We predict unknown entries in the rating matrix on test set.

# use the `$predict()` method to compute predicted values
# return predicted values in memory
predicted_ratings <- recommender$predict(test_data, out_memory()) + mu + test$b_i + test$b_u 

We use the test set for the final assessment

# ceiling rating at 5
ind <- which(predicted_ratings > 5)
predicted_ratings[ind] <- 5

# floor rating at 0.50  
ind <- which(predicted_ratings < 0.5)
predicted_ratings[ind] <- 0.5
  
# create a results table with this approach
model_4_rmse <- RMSE(test$rating, predicted_ratings)
  
rmse_results <- bind_rows(rmse_results,
                          tibble(method="Movie and User + Matrix Fact. on test set",  
                                   RMSE = model_4_rmse))
rmse_results %>% knitr::kable()

Lastly, to meet the requirements of the project we calculate the final RMSE on the validation dataset. We will use the edx dataset provided that ensures that it contains the users who are in validation set.

# compute movies effect without regularization on edx set
b_i <- edx %>%
  group_by(movieId) %>%
  summarize(b_i = mean(rating - mu))

# compute users effect without regularization on edx set
b_u <- edx %>%
    left_join(b_i, by="movieId") %>%
    group_by(userId) %>%
    summarize(b_u = mean(rating - b_i - mu))

# compute residuals on edx set
edx <- edx %>% 
  left_join(b_i, by = "movieId") %>%
  left_join(b_u, by = "userId") %>%
  mutate(res = rating - mu - b_i - b_u)

# compute residuals on validation set
validation <- validation %>% 
  left_join(b_i, by = "movieId") %>%
  left_join(b_u, by = "userId") %>%
  mutate(res = rating - mu - b_i - b_u)

# Using recosystem 
# create data saved on disk in 3 columns with no headers

edx_data <- data_memory(user_index = edx$userId, item_index = edx$movieId, 
                          rating = edx$res, index1 = T)
  
validation_data <- data_memory(user_index = validation$userId, item_index = validation$movieId, index1 = T)

# create a model object  
recommender <- Reco()

# Train the model by calling the `$train()` method
# some parameters coming from the result of `$tune()`
# This is a randomized algorithm
set.seed(1)

suppressWarnings(recommender$train(edx_data, opts = c(dim = 30, costp_l1 = 0,
                                                        costp_l2 = 0.01, costq_l1 = 0,
                                                        costq_l2 = 0.1, lrate = 0.05,
                                                        verbose = FALSE)))
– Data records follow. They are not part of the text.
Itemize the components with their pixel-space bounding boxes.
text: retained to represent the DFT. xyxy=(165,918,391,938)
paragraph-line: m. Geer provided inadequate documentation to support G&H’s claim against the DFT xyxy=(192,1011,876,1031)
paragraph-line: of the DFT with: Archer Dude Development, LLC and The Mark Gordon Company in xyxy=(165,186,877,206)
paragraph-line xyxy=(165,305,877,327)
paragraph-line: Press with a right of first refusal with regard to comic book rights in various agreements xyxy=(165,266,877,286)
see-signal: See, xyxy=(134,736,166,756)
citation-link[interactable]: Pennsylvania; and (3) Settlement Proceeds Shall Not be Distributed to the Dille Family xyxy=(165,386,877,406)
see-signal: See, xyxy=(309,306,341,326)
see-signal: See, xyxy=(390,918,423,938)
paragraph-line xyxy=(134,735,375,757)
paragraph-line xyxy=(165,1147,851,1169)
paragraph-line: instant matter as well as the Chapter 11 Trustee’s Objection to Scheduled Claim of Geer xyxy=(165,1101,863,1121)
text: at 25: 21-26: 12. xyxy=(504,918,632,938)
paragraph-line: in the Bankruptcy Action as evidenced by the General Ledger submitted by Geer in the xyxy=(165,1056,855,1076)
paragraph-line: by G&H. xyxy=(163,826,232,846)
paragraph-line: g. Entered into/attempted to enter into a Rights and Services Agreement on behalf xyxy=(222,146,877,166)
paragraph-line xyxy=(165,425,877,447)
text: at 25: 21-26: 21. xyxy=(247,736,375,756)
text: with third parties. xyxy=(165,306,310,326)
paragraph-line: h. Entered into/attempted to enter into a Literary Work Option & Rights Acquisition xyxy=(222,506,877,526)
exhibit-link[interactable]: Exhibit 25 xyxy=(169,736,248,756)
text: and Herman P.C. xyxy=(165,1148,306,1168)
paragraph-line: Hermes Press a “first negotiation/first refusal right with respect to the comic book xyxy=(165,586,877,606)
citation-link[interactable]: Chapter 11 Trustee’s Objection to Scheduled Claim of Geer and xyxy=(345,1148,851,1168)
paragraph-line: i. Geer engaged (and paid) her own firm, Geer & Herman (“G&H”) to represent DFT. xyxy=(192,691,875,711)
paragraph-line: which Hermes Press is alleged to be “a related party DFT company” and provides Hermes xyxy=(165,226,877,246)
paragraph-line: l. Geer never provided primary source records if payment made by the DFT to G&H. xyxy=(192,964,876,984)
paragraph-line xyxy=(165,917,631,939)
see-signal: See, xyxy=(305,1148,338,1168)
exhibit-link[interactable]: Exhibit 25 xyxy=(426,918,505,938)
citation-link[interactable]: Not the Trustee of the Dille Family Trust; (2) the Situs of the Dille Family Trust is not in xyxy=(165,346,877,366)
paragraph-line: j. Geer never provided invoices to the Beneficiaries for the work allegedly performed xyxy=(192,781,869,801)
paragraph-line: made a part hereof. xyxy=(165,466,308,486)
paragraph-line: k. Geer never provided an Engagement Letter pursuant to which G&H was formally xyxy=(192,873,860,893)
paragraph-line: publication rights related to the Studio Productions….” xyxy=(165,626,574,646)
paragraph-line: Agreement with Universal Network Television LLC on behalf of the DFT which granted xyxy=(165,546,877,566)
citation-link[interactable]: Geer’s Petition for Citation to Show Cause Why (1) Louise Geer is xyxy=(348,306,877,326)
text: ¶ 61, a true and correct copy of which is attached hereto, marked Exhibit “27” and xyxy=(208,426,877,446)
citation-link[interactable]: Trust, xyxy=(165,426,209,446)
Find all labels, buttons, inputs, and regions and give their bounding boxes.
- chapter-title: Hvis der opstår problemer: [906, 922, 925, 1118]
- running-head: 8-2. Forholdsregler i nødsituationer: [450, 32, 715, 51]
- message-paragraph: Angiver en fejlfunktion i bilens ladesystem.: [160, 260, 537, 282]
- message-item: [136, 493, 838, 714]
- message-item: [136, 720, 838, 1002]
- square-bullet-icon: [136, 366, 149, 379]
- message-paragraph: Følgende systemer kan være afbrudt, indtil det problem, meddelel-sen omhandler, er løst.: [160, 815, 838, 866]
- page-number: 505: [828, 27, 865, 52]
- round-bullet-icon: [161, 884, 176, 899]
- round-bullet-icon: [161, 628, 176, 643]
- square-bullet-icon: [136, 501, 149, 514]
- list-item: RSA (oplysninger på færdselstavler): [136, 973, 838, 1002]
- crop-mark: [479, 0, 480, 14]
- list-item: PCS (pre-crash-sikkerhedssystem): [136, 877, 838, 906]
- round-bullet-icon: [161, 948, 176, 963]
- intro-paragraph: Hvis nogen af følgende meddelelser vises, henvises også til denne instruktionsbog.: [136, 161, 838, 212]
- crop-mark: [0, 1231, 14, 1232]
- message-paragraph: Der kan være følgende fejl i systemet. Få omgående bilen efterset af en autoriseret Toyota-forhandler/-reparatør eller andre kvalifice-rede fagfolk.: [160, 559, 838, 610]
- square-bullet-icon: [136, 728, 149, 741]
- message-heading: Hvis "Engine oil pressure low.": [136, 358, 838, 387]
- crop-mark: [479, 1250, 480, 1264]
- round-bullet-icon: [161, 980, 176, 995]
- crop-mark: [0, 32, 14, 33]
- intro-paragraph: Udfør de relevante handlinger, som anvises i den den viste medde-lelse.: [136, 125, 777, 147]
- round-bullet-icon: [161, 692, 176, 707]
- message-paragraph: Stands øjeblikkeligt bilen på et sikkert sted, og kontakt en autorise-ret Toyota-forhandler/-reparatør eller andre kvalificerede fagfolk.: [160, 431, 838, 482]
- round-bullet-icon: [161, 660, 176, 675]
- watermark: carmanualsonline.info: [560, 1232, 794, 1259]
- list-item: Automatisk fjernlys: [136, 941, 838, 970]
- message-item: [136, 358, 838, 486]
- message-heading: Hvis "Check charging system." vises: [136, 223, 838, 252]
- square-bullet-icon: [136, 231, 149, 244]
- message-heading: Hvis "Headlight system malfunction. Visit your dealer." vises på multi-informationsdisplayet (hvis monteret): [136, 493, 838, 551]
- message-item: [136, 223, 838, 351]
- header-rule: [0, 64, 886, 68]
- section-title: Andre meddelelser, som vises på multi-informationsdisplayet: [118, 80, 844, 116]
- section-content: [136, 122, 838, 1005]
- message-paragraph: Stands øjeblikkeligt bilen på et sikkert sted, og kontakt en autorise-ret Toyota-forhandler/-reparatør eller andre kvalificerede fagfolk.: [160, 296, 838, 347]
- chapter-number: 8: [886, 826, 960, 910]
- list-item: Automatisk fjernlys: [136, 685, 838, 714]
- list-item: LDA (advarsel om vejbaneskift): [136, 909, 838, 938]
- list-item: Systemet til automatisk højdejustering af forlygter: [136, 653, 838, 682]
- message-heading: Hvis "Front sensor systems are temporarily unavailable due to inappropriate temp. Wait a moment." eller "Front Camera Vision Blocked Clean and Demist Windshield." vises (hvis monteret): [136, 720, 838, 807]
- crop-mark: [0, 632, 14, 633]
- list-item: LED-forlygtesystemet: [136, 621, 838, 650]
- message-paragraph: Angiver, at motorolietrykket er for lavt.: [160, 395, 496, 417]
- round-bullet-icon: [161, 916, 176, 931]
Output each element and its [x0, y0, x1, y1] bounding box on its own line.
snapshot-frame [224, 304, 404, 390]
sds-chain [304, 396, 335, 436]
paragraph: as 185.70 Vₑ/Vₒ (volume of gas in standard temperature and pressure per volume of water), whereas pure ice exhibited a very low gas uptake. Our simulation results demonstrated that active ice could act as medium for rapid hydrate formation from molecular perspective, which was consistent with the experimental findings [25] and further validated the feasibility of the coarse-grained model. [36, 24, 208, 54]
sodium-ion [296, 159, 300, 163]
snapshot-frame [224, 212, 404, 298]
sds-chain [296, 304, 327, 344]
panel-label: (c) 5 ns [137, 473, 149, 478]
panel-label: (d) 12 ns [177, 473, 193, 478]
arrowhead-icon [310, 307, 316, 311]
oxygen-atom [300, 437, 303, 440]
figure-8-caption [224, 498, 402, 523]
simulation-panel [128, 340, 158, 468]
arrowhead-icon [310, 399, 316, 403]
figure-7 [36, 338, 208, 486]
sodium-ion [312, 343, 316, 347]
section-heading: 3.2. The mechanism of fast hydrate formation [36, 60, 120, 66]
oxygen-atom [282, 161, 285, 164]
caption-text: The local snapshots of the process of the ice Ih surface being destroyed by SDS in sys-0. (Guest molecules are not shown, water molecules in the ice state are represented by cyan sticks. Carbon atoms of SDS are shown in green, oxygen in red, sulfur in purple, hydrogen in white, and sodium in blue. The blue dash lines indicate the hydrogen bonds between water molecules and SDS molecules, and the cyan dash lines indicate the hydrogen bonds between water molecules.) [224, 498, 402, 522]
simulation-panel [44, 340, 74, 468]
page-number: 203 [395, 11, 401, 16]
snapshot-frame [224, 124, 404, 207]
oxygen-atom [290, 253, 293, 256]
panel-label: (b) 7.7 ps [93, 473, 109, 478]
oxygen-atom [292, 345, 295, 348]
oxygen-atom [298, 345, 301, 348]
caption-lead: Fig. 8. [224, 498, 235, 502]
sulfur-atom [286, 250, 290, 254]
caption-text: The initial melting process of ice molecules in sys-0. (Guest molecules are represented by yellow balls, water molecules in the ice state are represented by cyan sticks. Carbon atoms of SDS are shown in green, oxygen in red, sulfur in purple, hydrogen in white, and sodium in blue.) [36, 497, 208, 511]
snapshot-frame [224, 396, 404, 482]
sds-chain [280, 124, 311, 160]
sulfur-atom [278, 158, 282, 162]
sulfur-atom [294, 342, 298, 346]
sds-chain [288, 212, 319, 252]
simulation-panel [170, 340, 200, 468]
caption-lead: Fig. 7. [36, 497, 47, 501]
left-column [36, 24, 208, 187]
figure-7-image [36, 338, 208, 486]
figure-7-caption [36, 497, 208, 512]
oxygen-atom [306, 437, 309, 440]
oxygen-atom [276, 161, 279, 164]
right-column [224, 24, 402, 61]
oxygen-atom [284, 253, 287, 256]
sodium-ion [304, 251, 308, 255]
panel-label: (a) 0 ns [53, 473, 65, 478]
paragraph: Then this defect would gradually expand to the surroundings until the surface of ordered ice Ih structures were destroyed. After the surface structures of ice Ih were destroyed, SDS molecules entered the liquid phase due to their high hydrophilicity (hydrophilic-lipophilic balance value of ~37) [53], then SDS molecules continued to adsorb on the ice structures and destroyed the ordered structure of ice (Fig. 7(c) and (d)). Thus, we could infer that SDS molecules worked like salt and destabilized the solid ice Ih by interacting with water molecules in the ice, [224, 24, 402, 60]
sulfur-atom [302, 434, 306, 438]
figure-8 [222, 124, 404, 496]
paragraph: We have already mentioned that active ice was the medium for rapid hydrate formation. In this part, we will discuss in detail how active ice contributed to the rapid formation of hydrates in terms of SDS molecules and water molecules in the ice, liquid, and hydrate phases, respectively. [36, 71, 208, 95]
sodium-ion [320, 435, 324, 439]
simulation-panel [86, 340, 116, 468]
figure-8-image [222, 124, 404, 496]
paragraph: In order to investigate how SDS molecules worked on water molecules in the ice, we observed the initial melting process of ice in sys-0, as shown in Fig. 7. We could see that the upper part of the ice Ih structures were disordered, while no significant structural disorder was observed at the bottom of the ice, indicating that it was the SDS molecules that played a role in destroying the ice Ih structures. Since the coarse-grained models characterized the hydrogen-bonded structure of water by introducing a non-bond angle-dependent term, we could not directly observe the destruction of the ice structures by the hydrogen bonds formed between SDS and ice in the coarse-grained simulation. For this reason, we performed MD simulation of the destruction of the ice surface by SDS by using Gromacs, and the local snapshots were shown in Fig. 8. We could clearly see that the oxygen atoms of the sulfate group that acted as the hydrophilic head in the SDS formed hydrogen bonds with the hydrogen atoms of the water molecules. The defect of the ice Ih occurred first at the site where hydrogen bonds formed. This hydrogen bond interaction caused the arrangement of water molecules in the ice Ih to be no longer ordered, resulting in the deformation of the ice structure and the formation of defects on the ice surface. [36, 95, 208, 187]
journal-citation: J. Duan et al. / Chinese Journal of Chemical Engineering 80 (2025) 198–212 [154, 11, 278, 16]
# use the `$predict()` method to compute predicted values
# return predicted values in memory

predicted_ratings <- recommender$predict(validation_data, out_memory()) + mu + 
                       validation$b_i + validation$b_u 

# ceiling rating at 5  
ind <- which(predicted_ratings > 5)
predicted_ratings[ind] <- 5

# floor rating at 5  
ind <- which(predicted_ratings < 0.5)
predicted_ratings[ind] <- 0.5
  
# create a results table with this and prior approaches
model_5_rmse <- RMSE(validation$rating, predicted_ratings)
  
rmse_results <- bind_rows(rmse_results,
                          tibble(method="Movie and User effects and Matrix Fact. on validation set",  
                                   RMSE = model_5_rmse))
rmse_results %>% knitr::kable()

Summary

The data set is very long, so we train models that allow the data set can be adjusted and processed within the available RAM in personal machine.

The long dataset prevents obscure movies with just a few users increase our RMSE, so the regularization does not produce significant improvements in performance using the RMSE as a metric.

We discard the model with Reguralization and focus on the movies and users effects to calculate the residuals.

This residuals were modeled using Matrix Factorization.

We reach a RMSE of 0.794 on validation set using the full edx set for training. The model Movie and User effects and Matrix Factorization achieved this performance using the methodology presented in the course’s book without regularization and the R package recosystem.